Montañas y pájaros

Esa mañana el cielo estuvo azul, azul intenso. Me acordé de las primeras líneas de María, pero no eran una mañana sino una tarde —tardes como las de mi país—, engalanada con nubes de color violeta… Pero esa mañana no había ni una nube y los árboles de la alta montaña se veían dibujados uno por uno en el filo. Uno podía quedarse horas, o largos minutos, pensando qué seguía tras esa montaña, cómo se vería la luz allí, si habría lagos, animales imposibles y frutas caídas por doquier. El mundo podría comenzar allí. Yo pensaba en un tendido de guayabas y en ramas caprichosas sobre las que se podría trepar y jugar y pasar de un árbol a otro. Y mientras miraba el filo de la montaña, ya sabía que seguía un paisaje parecido al de este lado: algunas fincas desvencijadas, cercos de madera y púas, árboles sin frutos y quizás florecidos por la falsa primavera, poca gente y caminos rojizos aruñando la siguiente montaña.

Desde el corredor se me perdían la vista y la mente en figuras definidas de la naturaleza, pero no podía ensamblarlas en un único paisaje. Una castración de la ficción, sería, o dicho de otra forma, una deuda con la realidad, pues aunque había querido hacerlo, nunca había cumplido con la intención de caminar hasta el filo de la montaña para ver el otro lado, lo que hay más allá, ese comienzo de lo ignoto. Un vallecito alto, una quebrada, una postal bucólica de Santo Domingo o de Alejandría. Intenté ver eso desde una avioneta de ADA, pero no es lo mismo.
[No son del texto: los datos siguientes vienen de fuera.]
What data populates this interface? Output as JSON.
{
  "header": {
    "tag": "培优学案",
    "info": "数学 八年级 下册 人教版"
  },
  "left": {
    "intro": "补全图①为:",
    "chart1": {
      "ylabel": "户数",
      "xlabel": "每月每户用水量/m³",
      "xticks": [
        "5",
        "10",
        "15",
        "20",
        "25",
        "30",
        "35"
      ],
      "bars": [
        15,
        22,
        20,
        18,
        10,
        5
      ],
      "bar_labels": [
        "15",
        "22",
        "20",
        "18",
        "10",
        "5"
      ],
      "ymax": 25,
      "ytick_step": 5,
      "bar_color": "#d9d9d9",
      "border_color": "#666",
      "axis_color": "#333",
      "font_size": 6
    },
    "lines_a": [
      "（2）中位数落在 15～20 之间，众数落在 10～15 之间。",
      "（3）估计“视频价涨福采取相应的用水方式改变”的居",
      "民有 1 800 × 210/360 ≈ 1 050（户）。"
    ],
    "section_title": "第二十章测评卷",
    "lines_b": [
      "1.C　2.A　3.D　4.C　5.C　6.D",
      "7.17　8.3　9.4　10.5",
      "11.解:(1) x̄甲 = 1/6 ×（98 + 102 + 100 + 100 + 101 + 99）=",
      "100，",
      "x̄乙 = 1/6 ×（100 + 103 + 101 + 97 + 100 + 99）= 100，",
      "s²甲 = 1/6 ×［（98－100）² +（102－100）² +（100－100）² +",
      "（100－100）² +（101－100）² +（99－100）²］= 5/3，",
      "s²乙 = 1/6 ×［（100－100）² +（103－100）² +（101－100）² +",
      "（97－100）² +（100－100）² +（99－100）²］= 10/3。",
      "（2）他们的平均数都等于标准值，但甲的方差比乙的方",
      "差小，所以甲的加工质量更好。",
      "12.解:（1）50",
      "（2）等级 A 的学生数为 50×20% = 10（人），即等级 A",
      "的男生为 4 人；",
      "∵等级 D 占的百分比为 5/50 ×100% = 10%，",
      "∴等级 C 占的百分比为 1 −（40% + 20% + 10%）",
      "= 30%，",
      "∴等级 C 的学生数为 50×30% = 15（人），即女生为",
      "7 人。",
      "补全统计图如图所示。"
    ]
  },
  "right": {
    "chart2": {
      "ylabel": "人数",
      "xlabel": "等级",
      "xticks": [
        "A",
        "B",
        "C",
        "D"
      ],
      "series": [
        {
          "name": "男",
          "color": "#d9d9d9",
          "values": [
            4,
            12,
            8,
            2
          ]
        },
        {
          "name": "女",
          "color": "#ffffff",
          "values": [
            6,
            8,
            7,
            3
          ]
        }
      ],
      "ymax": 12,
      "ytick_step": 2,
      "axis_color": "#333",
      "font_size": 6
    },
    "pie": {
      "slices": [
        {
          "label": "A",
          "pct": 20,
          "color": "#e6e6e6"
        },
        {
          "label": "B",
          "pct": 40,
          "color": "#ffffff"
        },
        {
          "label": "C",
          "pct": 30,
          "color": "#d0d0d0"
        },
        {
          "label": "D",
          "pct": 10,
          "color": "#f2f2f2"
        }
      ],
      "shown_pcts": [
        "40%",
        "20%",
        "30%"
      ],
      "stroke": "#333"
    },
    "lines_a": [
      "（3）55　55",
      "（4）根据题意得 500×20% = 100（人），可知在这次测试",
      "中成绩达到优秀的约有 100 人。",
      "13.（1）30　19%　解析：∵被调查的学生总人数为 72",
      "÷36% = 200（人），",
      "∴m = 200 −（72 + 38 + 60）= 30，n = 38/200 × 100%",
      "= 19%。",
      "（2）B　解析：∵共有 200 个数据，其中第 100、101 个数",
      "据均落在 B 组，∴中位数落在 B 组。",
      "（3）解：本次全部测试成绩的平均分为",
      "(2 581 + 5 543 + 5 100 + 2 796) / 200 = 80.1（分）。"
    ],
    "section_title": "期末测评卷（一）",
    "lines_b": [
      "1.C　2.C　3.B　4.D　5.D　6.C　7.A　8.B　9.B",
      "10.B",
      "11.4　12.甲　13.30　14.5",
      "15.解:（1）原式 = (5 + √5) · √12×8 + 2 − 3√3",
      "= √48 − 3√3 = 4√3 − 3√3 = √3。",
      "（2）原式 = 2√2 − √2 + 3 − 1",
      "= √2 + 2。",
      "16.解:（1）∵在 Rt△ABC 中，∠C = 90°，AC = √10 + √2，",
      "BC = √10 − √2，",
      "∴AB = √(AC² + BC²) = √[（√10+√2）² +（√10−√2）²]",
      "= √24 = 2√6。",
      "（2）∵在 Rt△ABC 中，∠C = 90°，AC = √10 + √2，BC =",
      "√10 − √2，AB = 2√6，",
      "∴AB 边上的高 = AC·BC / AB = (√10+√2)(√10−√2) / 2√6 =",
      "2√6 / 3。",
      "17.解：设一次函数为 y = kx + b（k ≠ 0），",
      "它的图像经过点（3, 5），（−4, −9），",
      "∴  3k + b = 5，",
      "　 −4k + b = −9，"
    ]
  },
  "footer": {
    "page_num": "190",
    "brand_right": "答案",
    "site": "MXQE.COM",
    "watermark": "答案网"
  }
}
Volví al paisaje más cercano y descubrí el canto de muchos pájaros. A las diez de la mañana estaban dando su concierto de todos los días. O sea, no se trataba de una novedad. Pero para mí, los pájaros podían acallar el sonido de las voces humanas, de los alegatos ajenos, de las formas imperativas que siempre surgen cuando hay niños cerca o cuando el desayuno está listo en la cocina. Los pájaros, invisibles a mis ojos, llenaban el azul del cielo despejado y yo quería saber a cuál pertenecía cada silbo y si lo agudo o grave de sus notas tenía alguna relación con el color de las plumas o con el tamaño del pico, o con que fuera un lamento, por lo que pueda llorar un pájaro, o un grito de alegría, como si ese animal chiquitico tuviera algún tipo de sentimientos y su sonido fuera mucho más que un ruido bien acompasado proveniente de su evolución y necesario para conseguir alimento, alejar a otros congéneres del árbol preferido, despistar al enemigo o buscar la reproducción continua de la especie.
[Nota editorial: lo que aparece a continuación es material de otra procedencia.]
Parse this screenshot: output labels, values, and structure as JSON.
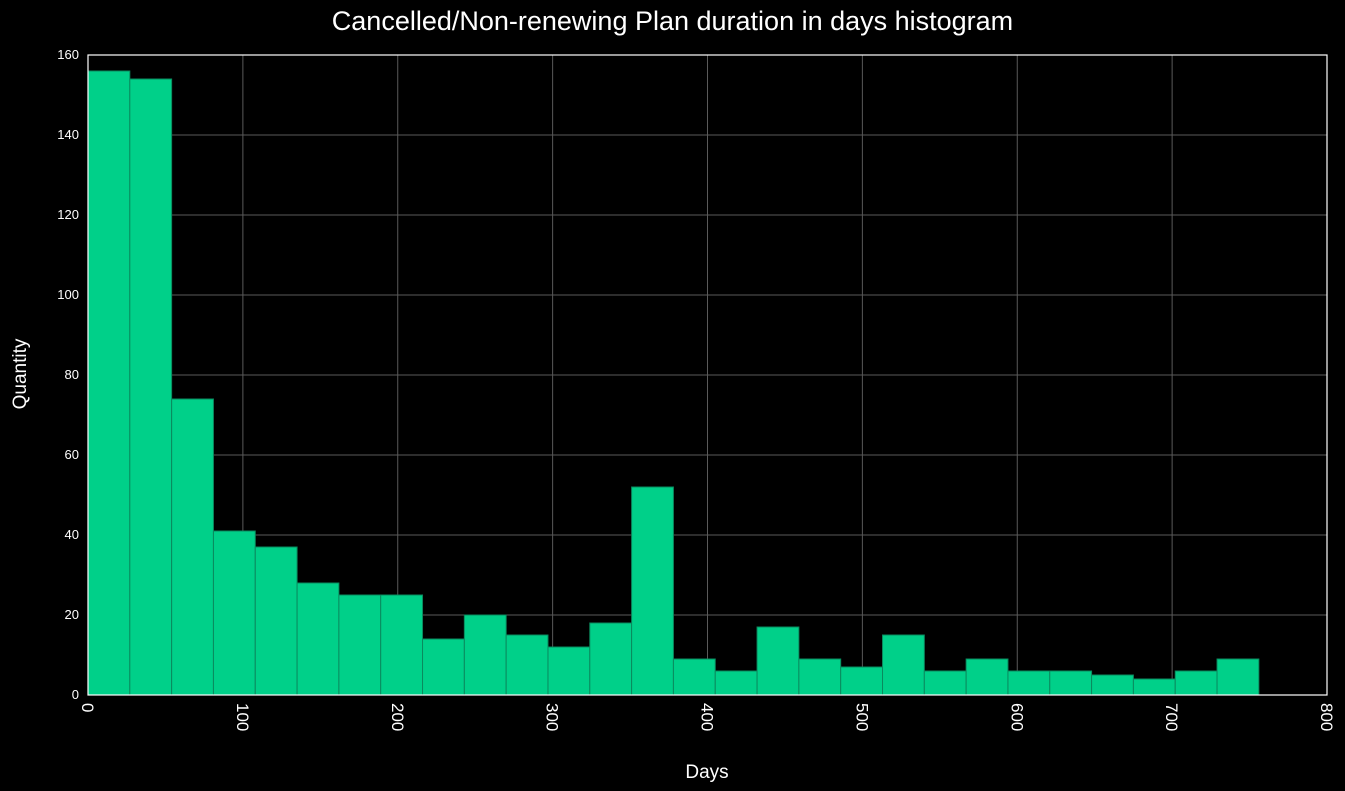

En la observación de las montañas, se me antojó que el dilema era de lo real y lo imaginario, lo que existe fácticamente tras ellas y lo que podría yo ver si un día cumpliera con el deseo de caminar cuesta arriba y pararme en el último árbol dibujado que cuento desde este corredor hasta divisar la que sea la nueva lejanía, para descubrir que el paisaje es continuo, que nada cambia, que ya sé por las películas y la lógica que es mejor no comprobar una imagen bonita, de las que uno se ha inventado, porque va a perder eso de la nada y apenas se va a quedar con lo real, con las migas de la real.

Y en el escuchar los pájaros, el dilema, quizás entre lo posible y lo científico, está resuelto por la ignorancia, porque ahí sí vale más creer que los pájaros cantan porque sienten, porque también saben que el cielo está ahora más azul que nunca, y no empezar a desenredar la madeja de la ciencia que uno tampoco comprende y señalar que el sinsonte o el cucarachero, o el chouí, o el mirlo, o el toche, o el azulejo, no me consta quién aunque ellos tampoco saben cuál es su nombre asignado, cantan de cierta forma porque su organismo lo exige o porque a los cerebros diminutos les llegan señales externas que los obligan a hacer música como la hacen, y uno como humano ahí, oyéndolos con notas que cree felices, melancólicas o extáticas, sin descifrar nada.